The constancy of the Australian batting lineup in recent years is well-known, of course, so it's perhaps no surprise to see that the Langer-Hayden-Ponting trio has appeared in more innings in that order than any other. Even allowing for the high scoring these days, they come out easily better than Greenidge-Haynes-Richardson.

Leading mini-order at each position by adjusted average of the batsmen, qualification 10 innings:
123: Woodfull-Ponsford-Bradman, 13 innings, avg 81.7, adj avg 75.4
345: Bradman-Kippax-McCabe, 12 innings, avg 78.8, adj avg 71.7
456: Hussey-Clarke-Symonds, 16 innings, avg 64.3, adj avg 57.8
567: Clarke-Symonds-Gilchrist, 11 innings, avg 53.1, adj avg 48.6

A very Australian affair.

Very interesting DB. What interested me is the Younis-Inzi-Yousuf combo. They feature there twice with Inzi and Yousuf changing positions in the latter half of Inzi's career.

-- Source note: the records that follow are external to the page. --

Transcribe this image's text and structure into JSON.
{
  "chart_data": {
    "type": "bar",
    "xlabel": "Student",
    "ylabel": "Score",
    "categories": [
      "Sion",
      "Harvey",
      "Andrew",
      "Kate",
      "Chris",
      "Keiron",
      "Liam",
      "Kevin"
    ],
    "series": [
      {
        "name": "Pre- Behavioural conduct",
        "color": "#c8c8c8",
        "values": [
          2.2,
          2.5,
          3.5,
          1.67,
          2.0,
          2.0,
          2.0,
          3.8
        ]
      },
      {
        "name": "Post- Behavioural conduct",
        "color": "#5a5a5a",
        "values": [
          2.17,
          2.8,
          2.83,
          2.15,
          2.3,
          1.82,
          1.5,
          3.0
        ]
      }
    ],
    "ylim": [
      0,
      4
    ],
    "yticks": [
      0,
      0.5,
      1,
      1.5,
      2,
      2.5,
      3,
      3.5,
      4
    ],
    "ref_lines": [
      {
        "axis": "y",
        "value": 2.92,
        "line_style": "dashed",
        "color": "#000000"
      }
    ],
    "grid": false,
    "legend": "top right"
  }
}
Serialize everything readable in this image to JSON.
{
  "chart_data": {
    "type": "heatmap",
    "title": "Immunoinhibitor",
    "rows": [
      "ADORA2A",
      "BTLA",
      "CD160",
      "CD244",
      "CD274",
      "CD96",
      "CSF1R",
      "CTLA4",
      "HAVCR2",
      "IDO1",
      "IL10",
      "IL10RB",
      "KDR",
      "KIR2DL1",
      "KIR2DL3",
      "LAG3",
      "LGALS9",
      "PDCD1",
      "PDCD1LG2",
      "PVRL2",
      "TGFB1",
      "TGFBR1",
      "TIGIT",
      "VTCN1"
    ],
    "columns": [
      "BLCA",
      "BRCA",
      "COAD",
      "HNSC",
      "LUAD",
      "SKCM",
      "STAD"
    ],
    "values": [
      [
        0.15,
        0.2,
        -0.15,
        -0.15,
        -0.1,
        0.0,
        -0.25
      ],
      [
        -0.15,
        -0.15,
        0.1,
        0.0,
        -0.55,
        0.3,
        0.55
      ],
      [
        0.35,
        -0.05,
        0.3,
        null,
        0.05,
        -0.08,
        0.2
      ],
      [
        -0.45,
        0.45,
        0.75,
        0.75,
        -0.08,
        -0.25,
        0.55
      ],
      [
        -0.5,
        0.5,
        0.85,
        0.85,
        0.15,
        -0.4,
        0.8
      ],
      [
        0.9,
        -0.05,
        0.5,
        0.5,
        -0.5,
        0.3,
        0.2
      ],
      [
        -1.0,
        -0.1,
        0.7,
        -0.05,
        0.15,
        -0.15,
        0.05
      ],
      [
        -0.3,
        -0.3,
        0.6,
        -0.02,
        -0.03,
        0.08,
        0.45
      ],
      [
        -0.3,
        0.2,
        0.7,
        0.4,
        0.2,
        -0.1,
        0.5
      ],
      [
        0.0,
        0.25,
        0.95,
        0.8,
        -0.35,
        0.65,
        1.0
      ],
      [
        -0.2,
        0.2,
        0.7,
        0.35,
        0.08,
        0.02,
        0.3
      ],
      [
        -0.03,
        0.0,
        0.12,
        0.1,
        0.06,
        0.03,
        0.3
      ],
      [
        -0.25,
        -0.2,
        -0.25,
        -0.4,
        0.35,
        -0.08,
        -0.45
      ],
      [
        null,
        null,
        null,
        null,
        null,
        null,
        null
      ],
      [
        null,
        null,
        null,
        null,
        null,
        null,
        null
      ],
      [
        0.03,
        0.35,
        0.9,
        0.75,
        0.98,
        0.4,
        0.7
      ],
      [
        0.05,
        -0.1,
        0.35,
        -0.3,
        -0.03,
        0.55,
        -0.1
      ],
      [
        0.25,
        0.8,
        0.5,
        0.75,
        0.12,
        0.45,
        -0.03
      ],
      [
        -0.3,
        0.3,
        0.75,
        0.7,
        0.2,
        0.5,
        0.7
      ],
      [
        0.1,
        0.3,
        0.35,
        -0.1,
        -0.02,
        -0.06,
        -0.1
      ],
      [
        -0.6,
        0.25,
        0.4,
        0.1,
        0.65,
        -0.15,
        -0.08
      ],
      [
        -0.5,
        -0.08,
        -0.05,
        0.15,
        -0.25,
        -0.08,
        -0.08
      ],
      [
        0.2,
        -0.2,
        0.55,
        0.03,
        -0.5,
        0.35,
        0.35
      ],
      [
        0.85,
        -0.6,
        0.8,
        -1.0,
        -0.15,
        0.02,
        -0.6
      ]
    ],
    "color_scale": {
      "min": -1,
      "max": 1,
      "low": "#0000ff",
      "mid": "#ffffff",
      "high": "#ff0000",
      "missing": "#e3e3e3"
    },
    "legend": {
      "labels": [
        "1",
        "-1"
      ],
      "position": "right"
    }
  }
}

Plus other players like Sachin, Ganguly, Ponting, Waughs in there more than one with different mini-orders also shows a lot.
i am unable to extract the meaning from the statistics. May be it will take time to understand me your concept. Hope i could understand it easily
DB: Thanks very much for these. I've just blogged about your post. I find it interesting that there is only pre-70s pair in the ranking by runs for the mini-order. Of course, there are two when it comes to adjusted averages. (And yes, a very Aussie affair in the averages section!).
Interesting numbers.

Just one question: why no mention of the YK-YY-Inzi trio? Both their normal and adj. aves. were higher than anyone else's... wouldn't they be the highest at the 345 at least?

Not an Aussie whitewash after!
Good compilation, but need some non-Aussies up there as well.
IMHO, theres a need to improve the methodology for finding the adjusted avg.
Unfortunately, over the years, Australia has had the best bowling attacks. So, their batsman face below avg bowling attacks and vice versa for others. Avgs relative to overall avg of 31.5 does only half the job here.
Hence, a need to consider the bowling attacks faced. May be a similar list of bowling troikas and then a combination of the two?
DS, I surreptitiously changed what I was doing with the last list. The trios at the end are the leaders in adjusted average, not adjusted partnership average.

Abhishek, my adjusted averages are based exclusively on the bowling averages of the bowlers faced. So if Australians face weak bowling attacks, their averages are adjusted down accordingly. Details here.
On an historical note, many old sources, even original scorebooks, do not distinguish properly between #1 and #2 in the batting order. Scorers often wrote openers' names down before strike was taken. The positions whould really be treated as equivalent.